Troops Probe Countryside In Kurd Zone
By Steve Vogel
IRBIL, Iraq, April 4 -- Squads of gun trucks in wedge formations motored for miles through open, rolling fields just inside the Kurdish-controlled zone of northern Iraq today, looking for any sign of Iraqi forces or abandoned positions. Bypassing towns, U.S. troops, armed with anti-tank weapons and machine guns, encountered little besides startled goats and curious villagers.
" It's not often you get paid to go four-wheeling with live ammo," said Staff Sgt. Jeremy Baum, a squad leader with A Company of the 1st Battalion, 508th Infantry, as his unit's Humvee bounced and rolled through undulating fields.
" It's a reconnaissance in force to develop information about enemy strength in this area," said Lt. Col. Harry Tunnell, commander of the U.S. force here.
Two rifle companies of paratroops in gun trucks from the 173rd Airborne Brigade moved out this morning from a forward operating base the brigade had established outside Irbil.
Task Force Red Devil, a battalion-sized force, occupied a position near Irbil on Wednesday night. The remainder of the 173rd remains positioned at the Bashur airfield 40 miles northeast of Irbil, where the brigade landed last week.
Today's probing was toward the west, in the direction of a dominant ridge occupied by an Iraqi army company. Kurdistan Democratic Party forces, supported by U.S. Special Forces troops and air power, are believed to have pushed the Iraqis off the ridge in recent days.
Further to the west, across the Zab River and outside of the Kurdish zone, elements of an Iraqi mechanized battalion came across a U.S. Special Forces team Thursday night, sparking a fierce fight. Two AC-130 Spectre gunships attacked the Iraqi force, and the Special Forces team was extracted.
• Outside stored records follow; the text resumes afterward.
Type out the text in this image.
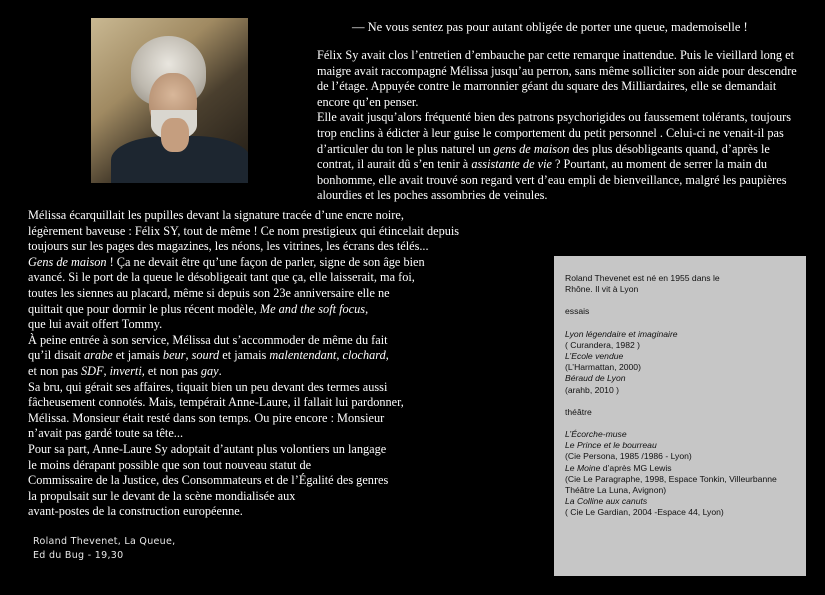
— Ne vous sentez pas pour autant obligée de porter une queue, mademoiselle !

Félix Sy avait clos l’entretien d’embauche par cette remarque inattendue. Puis le vieillard long et maigre avait raccompagné Mélissa jusqu’au perron, sans même solliciter son aide pour descendre de l’étage. Appuyée contre le marronnier géant du square des Milliardaires, elle se demandait encore qu’en penser.

Elle avait jusqu’alors fréquenté bien des patrons psychorigides ou faussement tolérants, toujours trop enclins à édicter à leur guise le comportement du petit personnel . Celui-ci ne venait-il pas d’articuler du ton le plus naturel un gens de maison des plus désobligeants quand, d’après le contrat, il aurait dû s’en tenir à assistante de vie ? Pourtant, au moment de serrer la main du bonhomme, elle avait trouvé son regard vert d’eau empli de bienveillance, malgré les paupières alourdies et les poches assombries de veinules.

Mélissa écarquillait les pupilles devant la signature tracée d’une encre noire,

légèrement baveuse : Félix SY, tout de même ! Ce nom prestigieux qui étincelait depuis

toujours sur les pages des magazines, les néons, les vitrines, les écrans des télés...

Gens de maison ! Ça ne devait être qu’une façon de parler, signe de son âge bien

avancé. Si le port de la queue le désobligeait tant que ça, elle laisserait, ma foi,

toutes les siennes au placard, même si depuis son 23e anniversaire elle ne

quittait que pour dormir le plus récent modèle, Me and the soft focus,

que lui avait offert Tommy.

À peine entrée à son service, Mélissa dut s’accommoder de même du fait

qu’il disait arabe et jamais beur, sourd et jamais malentendant, clochard,

et non pas SDF, inverti, et non pas gay.

Sa bru, qui gérait ses affaires, tiquait bien un peu devant des termes aussi

fâcheusement connotés. Mais, tempérait Anne-Laure, il fallait lui pardonner,

Mélissa. Monsieur était resté dans son temps. Ou pire encore : Monsieur

n’avait pas gardé toute sa tête...

Pour sa part, Anne-Laure Sy adoptait d’autant plus volontiers un langage

le moins dérapant possible que son tout nouveau statut de

Commissaire de la Justice, des Consommateurs et de l’Égalité des genres

la propulsait sur le devant de la scène mondialisée aux

avant-postes de la construction européenne.

Roland Thevenet, La Queue,
Ed du Bug - 19,30
Roland Thevenet est né en 1955 dans le
Rhône. Il vit à Lyon
essais
Lyon légendaire et imaginaire
( Curandera, 1982 )
L’Ecole vendue
(L’Harmattan, 2000)
Béraud de Lyon
(arahb, 2010 )
théâtre
L’Écorche-muse
Le Prince et le bourreau
(Cie Persona, 1985 /1986 - Lyon)
Le Moine d’après MG Lewis
(Cie Le Paragraphe, 1998, Espace Tonkin, Villeurbanne
Théâtre La Luna, Avignon)
La Colline aux canuts
( Cie Le Gardian, 2004 -Espace 44, Lyon)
Task Force Red Devil's armed reconnaissance is intended to develop a battlefield picture for U.S. commanders, determining the location and fighting strength of Iraqi forces and studying the terrain in advance of a possible U.S. ground attack. Officers also scouted for potential battle positions in case an Iraqi army corps located between Irbil and Mosul launches an attack on the U.S. position.
" If an enemy engages us, we're going to engage them back," said 1st Lt. John Spencer, 26, of Indiana.
A prime worry for U.S. commanders is to prevent soldiers from firing on KDP forces operating in the area.
" They're both Iraqis, they're both carrying weapons, they're both sometimes wearing civilian clothing," said Spencer. "It's a real touchy situation."
But unit leaders warned soldiers to be wary of assuming any forces they encountered would be friendly.
" We should worry about nobody except us and our soldiers -- that's it," Sgt. 1st Class William Stanton, a platoon sergeant, told A Company soldiers gathered in front of Humvees before today's mission.
Stanton warned soldiers to be wary of surrendering Iraqis. "See what happened to the Marines?," he said. "Always keep that in the back of your mind."